Skieurs du groupe Dyatlov

En 1959, alors qu’ils traversaient le col Dyatlov, en Union Soviétique, neuf randonneurs perdirent la vie dans de mystérieuses circonstances. Pour une raison indéterminée, ils avaient déchiré leur tente de l’intérieur et ils s’étaient enfuis, à demi-dévêtus, dans la neige. Suite à cet incident, la zone fut interdite au public pendant trois ans. En 2013, un film fut réalisé par Renny Harlin, Devil’s Pass, qui tentait d’apporter une réponse au mystère. S’il ne fut pas vraiment été bien accueilli par la critique, il eut toutefois le mérite de mettre en lumière cette étrange affaire, dont aucun film n’avait jamais parlé jusqu’alors.

Le groupe de Dyatlov

Au début de l’année 1959, dix jeunes adultes décidèrent d’effectuer une randonnée à ski dans le Nord de l’Oural.

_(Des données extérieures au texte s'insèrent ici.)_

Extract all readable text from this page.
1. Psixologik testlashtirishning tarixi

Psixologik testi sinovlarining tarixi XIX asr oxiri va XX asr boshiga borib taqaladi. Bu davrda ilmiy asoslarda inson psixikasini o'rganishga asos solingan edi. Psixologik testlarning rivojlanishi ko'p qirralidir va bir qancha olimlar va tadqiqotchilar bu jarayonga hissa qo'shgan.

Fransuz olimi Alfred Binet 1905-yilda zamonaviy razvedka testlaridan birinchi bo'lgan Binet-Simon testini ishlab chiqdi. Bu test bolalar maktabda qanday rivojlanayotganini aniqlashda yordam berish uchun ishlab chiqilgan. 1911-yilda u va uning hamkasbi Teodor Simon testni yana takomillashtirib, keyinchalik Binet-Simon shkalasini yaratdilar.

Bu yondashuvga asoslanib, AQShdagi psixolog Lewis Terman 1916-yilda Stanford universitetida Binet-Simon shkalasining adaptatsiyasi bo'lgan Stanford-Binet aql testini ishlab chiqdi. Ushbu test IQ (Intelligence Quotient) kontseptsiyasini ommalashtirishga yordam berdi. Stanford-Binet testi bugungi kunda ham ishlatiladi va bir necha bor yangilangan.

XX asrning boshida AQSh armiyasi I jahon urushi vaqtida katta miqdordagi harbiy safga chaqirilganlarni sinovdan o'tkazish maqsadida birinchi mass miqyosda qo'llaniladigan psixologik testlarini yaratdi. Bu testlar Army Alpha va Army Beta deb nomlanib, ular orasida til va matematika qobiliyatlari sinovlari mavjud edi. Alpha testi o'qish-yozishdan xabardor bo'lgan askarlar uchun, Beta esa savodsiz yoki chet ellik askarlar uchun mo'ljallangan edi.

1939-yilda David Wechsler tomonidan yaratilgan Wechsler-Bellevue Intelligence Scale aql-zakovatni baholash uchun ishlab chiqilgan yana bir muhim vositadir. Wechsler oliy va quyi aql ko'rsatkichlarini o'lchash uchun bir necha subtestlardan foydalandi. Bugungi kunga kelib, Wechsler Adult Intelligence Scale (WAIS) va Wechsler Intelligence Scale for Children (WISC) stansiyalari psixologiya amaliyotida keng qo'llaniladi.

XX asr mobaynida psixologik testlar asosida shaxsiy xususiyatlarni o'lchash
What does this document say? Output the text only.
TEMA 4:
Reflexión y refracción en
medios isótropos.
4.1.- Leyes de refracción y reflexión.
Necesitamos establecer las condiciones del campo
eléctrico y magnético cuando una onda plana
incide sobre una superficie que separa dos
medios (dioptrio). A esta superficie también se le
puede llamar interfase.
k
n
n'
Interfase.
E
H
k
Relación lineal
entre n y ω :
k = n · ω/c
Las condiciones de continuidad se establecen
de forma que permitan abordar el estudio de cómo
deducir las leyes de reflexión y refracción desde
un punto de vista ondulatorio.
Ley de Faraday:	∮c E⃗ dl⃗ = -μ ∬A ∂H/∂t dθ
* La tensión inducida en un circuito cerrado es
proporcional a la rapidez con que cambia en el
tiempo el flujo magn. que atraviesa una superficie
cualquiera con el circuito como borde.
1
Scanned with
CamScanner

Le groupe était constitué de huit hommes et deux femmes, pour la plupart des étudiants ou de jeunes diplômés de l’Institut polytechnique de l’Oural, qui étaient tous expérimentés, autant dans les longues randonnées à ski que dans les excursions en montagne. Le but de l’expédition, qui était menée par Igor Alekseievich Dyatlov, un alpiniste émérite de 23 ans, était de rejoindre l’Otorten, une montagne située dans le nord de l’Oural et de la longer avant de revenir à Sverdlosk. Leur parcours faisait une centaine de kilomètres, il était particulièrement difficile en cette période hivernale, mais rien n’aurait pu les décourager de tenter l’aventure.

Le 25 janvier, les membres de du groupe prirent le train pour Ivdel, puis un camion les amena à Vizhay, un petit village qui était la dernière trace de civilisation si loin dans le nord. Le 27 janvier, les randonneurs commencèrent à marcher en direction de l’Otorten mais dès le lendemain, Yuri Yudin, l’un des membres du groupe, dut revenir sur ses pas car il était malade. Il abandonna alors ses camarades, qui continuèrent sans lui, et retourna à Vizhay. Les agendas et les caméras retrouvés aux alentours de leur dernier campement permirent de suivre leur itinéraire jusqu’à la veille de l’incident. Le 31 janvier, les randonneurs arrivèrent près d’une région montagneuse et ils commencèrent à se préparer à l’escalade, dissimulant le surplus de nourriture et le matériel qui pouvait leur être utile pour le voyage de retour dans une zone boisée près de la rivière Auspia.

Le Groupe Dyatlov

Le lendemain, le 1er février, ils commencèrent à traverser le col de l’Otorten. Ils pensaient probablement camper sur le versant opposé la nuit suivante mais une tempête de neige se leva, gênant leur visibilité et les faisant dévier vers l’ouest. Vers 17h, réalisant brusquement leur erreur, ils décidèrent de s’arrêter et d’installer leur camp sur le franc de la Kholat Syakhl, une montagne que les tribus autochtones, les Mansis, connaissaient bien et qui faisait l’objet de nombreuses légendes. Non loin du camp, se trouvait une zone boisée qui aurait pu fournir un bien meilleur abri aux skieurs et quand les secours découvrirent leur tente, personne ne comprit leur choix.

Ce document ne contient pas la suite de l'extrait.